Seis pessoas detidas por alegada tentativa de rapto na província de Maputo

Seis pessoas estão detidas por alegada participação numa tentativa de rapto do empresário moçambicano Juneid Lalgy, no último dia 08, disse hoje o Serviço Nacional de Investigação Criminal (Sernic).

Lusa /

O porta-voz do Sernic na província de Maputo, Henrique Mendes, disse, em conferência de imprensa, que os seis homens simularam um acidente de viação para abalroar a viatura de Lalgy e tentar raptar o empresário, no dia 08 deste mês.

"Nessa perseguição, essa viatura [dos alegados autores da tentativa de rapto] foi embater contra um obstáculo fixo algures no bairro de Hanhane e a vítima conseguiu chegar em segurança" à sua empresa, disse Mendes.

Juneid Lalgy é dono de uma empresa de transporte, com uma considerável frota de camiões, e proprietário do clube de futebol Black Bulls.

Na sexta-feira, um empresário moçambicano ligado ao ramo automóvel foi raptado por homens desconhecidos, disse à Lusa o porta-voz da polícia na cidade de Maputo, Leonel Muchina.

"Confirmo a ocorrência deste rapto, mas ainda estamos a apurar os detalhes relacionados com o acontecimento", afirmou Muchina, sem avançar mais detalhes.

Há mais de três semanas, uma jovem luso-moçambicana, de 26 anos, foi raptada por três homens armados em Maputo, quando saía de casa, permanecendo em cativeiro até hoje.

No dia 09 deste mês, a polícia moçambicana deteve dois homens em flagrante quando pretendiam raptar um empresário na capital.

No dia 08, a polícia moçambicana deteve dois homens em flagrante quando pretendiam raptar um empresário na capital.

Os raptores estavam na posse de uma lista de pessoas a raptar, referiu a corporação.

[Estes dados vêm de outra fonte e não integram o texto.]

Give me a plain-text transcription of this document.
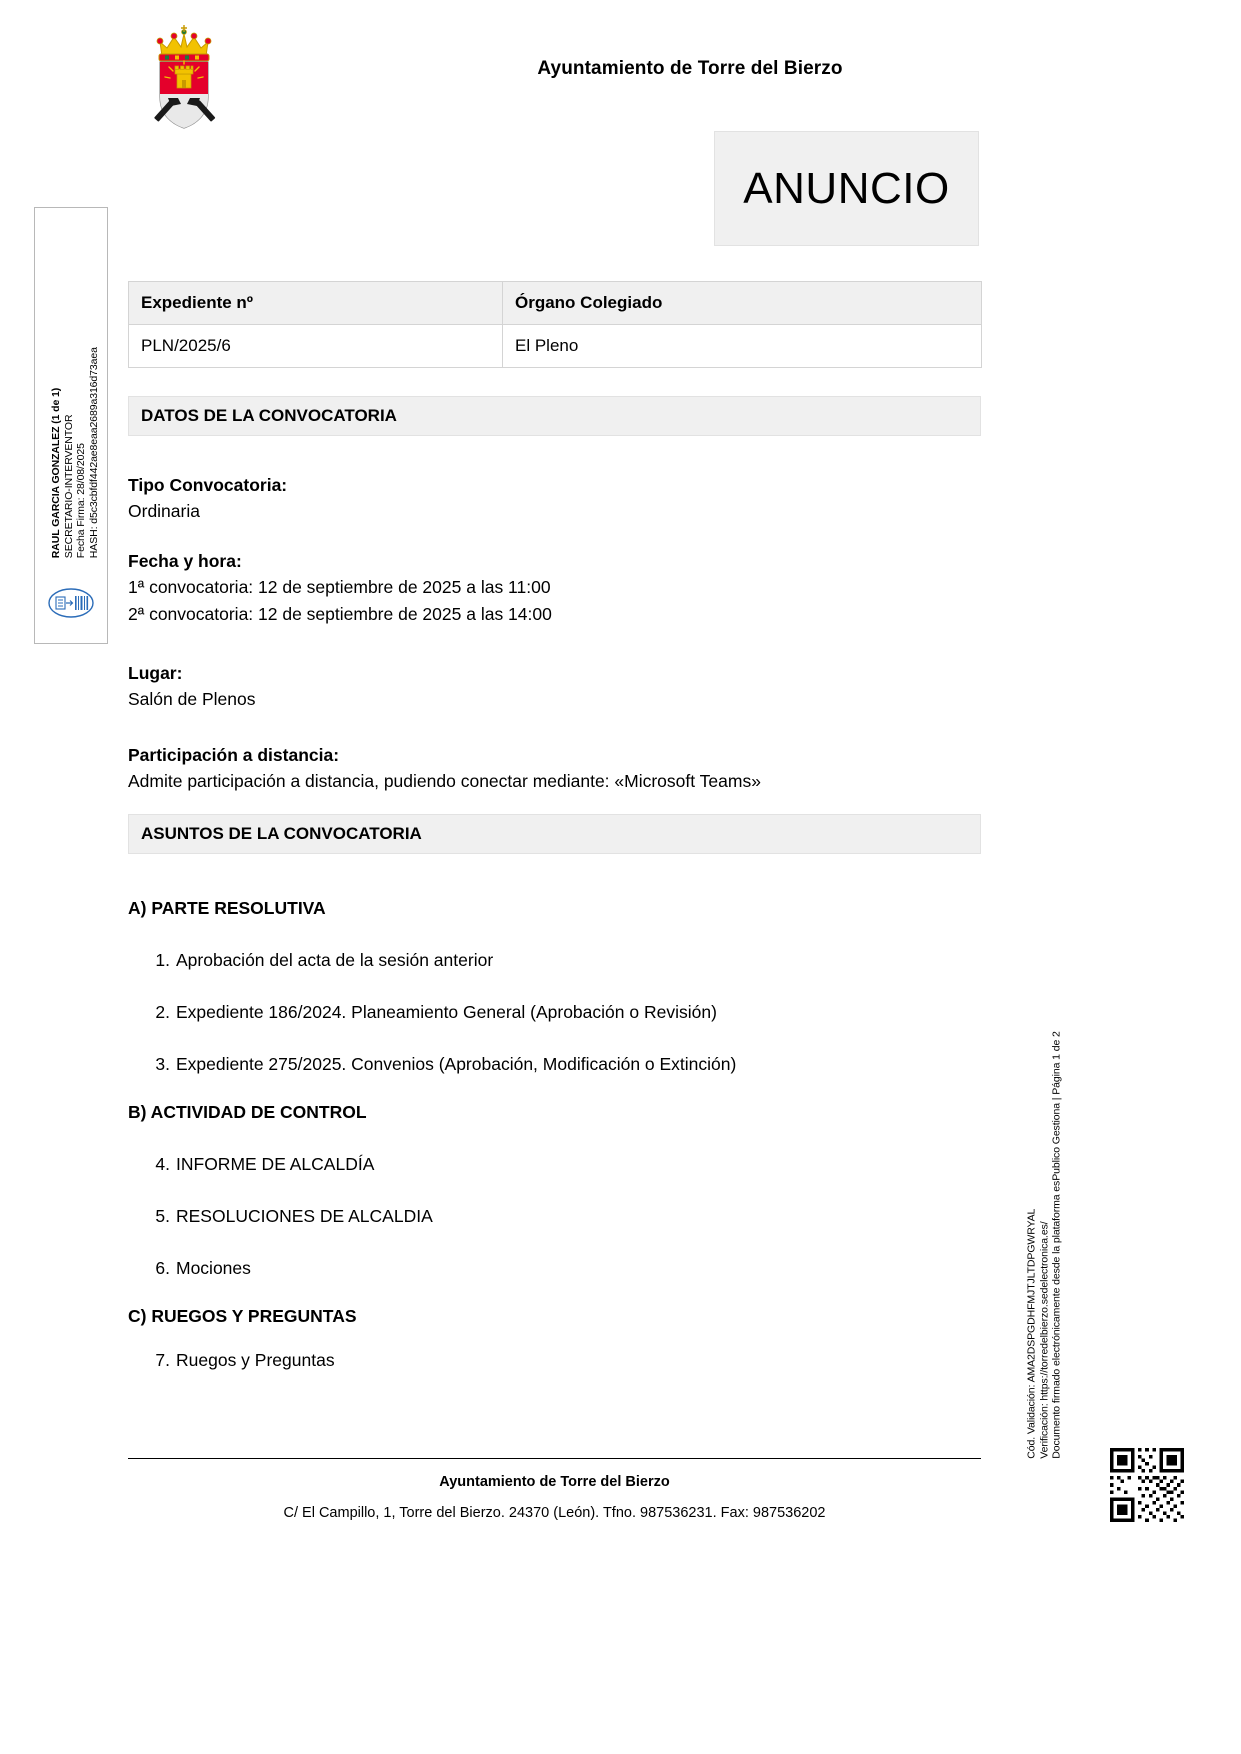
Ayuntamiento de Torre del Bierzo
RAUL GARCIA GONZALEZ (1 de 1) SECRETARIO-INTERVENTOR Fecha Firma: 28/08/2025 HASH: d5c3cbfdf442ae8eaa2689a316d73aea
ANUNCIO
Expediente nº	Órgano Colegiado
PLN/2025/6	El Pleno
DATOS DE LA CONVOCATORIA
Tipo Convocatoria:
Ordinaria
Fecha y hora:
1ª convocatoria: 12 de septiembre de 2025 a las 11:00
2ª convocatoria: 12 de septiembre de 2025 a las 14:00
Lugar:
Salón de Plenos
Participación a distancia:
Admite participación a distancia, pudiendo conectar mediante: «Microsoft Teams»
ASUNTOS DE LA CONVOCATORIA
A) PARTE RESOLUTIVA
1. Aprobación del acta de la sesión anterior
2. Expediente 186/2024. Planeamiento General (Aprobación o Revisión)
3. Expediente 275/2025. Convenios (Aprobación, Modificación o Extinción)
B) ACTIVIDAD DE CONTROL
4. INFORME DE ALCALDÍA
5. RESOLUCIONES DE ALCALDIA
6. Mociones
C) RUEGOS Y PREGUNTAS
7. Ruegos y Preguntas	Cód. Validación: AMA2DSPGDHFMJTJLTDPGWRYAL Verificación: https://torredelbierzo.sedelectronica.es/ Documento firmado electrónicamente desde la plataforma esPublico Gestiona | Página 1 de 2
Ayuntamiento de Torre del Bierzo
C/ El Campillo, 1, Torre del Bierzo. 24370 (León). Tfno. 987536231. Fax: 987536202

Junto dos dois homens foram também apreendidas duas viaturas e obtidas "imagens de várias vítimas de raptos que iriam ocorrer após a execução" do rapto frustrado pela polícia moçambicana na quinta-feira.

Algumas cidades moçambicanas, principalmente as capitais provinciais, voltaram a ser afetadas desde 2020 por uma onda de raptos, visando principalmente empresários ou seus familiares.

O primeiro-ministro de Moçambique, Adriano Maleiane, anunciou no parlamento, em maio último, que foram já selecionados os agentes que vão trabalhar numa unidade especial de combate aos raptos que afetam as principais cidades do país.

De acordo com um balanço apresentado pelo chefe do Governo moçambicano na altura, desde 2021 foram registados em Moçambique 28 casos de rapto, dos quais "15 foram totalmente esclarecidos".